Religious people can usually point to some text or writing and say, “I believe that X is wrong, because my religion says so.” There’s also usually some penalty for Bad behavior, whether that be bad karma, or eternal hellfire, or reincarnation into the body of a cockroach. However it works, most religions provide guidelines to help their adherents live “virtuously” (whatever that is defined to mean).
But if you’re not religious, or if you just disagree with the “Ethics” chapter in your holy book, how do you know what’s Good and what’s Bad? What is it that tells you that, for instance, it would be wrong to kill someone for his money, but killing in self-defense might sometimes be justified?
(Simply saying, “My conscience tells me,” is not really any answer.
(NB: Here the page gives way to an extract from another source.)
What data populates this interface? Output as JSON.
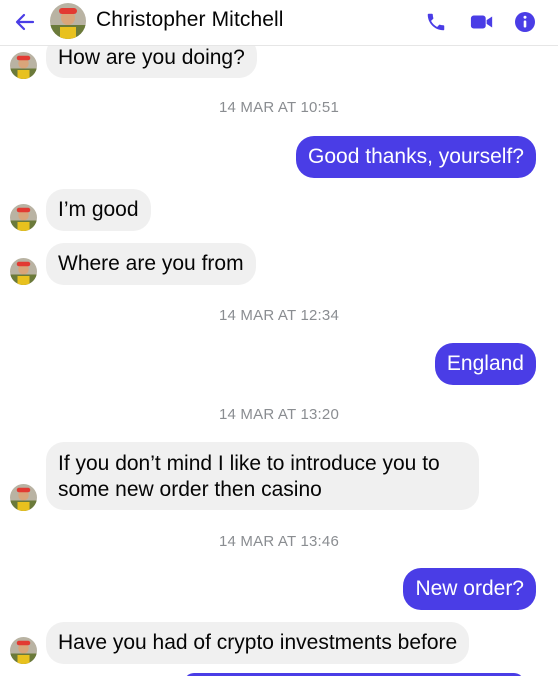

Your conscience is part of your mind, so if it tells you not to do X, you must have (consciously or unconsciously) decided that X is a Bad Thing in this situation.)
There was also a debate on teaching morals in public schools that would have a not-so-peripheral relationship to the question. Do you think you could find that one and post a link to it here as well?
“Sherlock Holmes once said that once you have eliminated the
impossible, whatever remains, however improbable, must be
the answer. I, however, do not like to eliminate the impossible.
The impossible often has a kind of integrity to it that the merely improbable lacks.”
– Douglas Adams’s Dirk Gently, Holistic Detective
Wow.
I’m not sure whether to be happy that I got to read a great discussion without having to wait for all the posts, or annoyed that I was too late to be the one starting it. =B^)
C.S. Lewis collected a bunch of moral pronouncements that basically matched each other from most of the world’s great religions in one of his works. (Sorry, I don’t remember the title, and no longer own it.) He cited the term “philosophia perennis” as having been used for this syncretic viewpoint. That’s not precisely objective but at least lifts it from Xtianity vs. other religions to religions vs. non-religion.
Robert A. Heinlein took a fascinating slant on this question in his speech “The Pragmatics of Patriotism” reprinted in his book Expanded Universe. It amounts to this: survival is moral, all other things being equal, because one who does not survive cannot behave morally. However, it is acceptable to give one’s life to preserve one’s family. Moral, in this case, means taking such action as preserves one’s close relatives. In such a case, one survives through one’s kin.
Then he takes it another step, to clan. Then to nation. Then to mankind as a whole. This is not precisely what you were looking for, either, but it’s as close as one can get in the absence of subscribing to revelation (which violates your “objective” phrasing).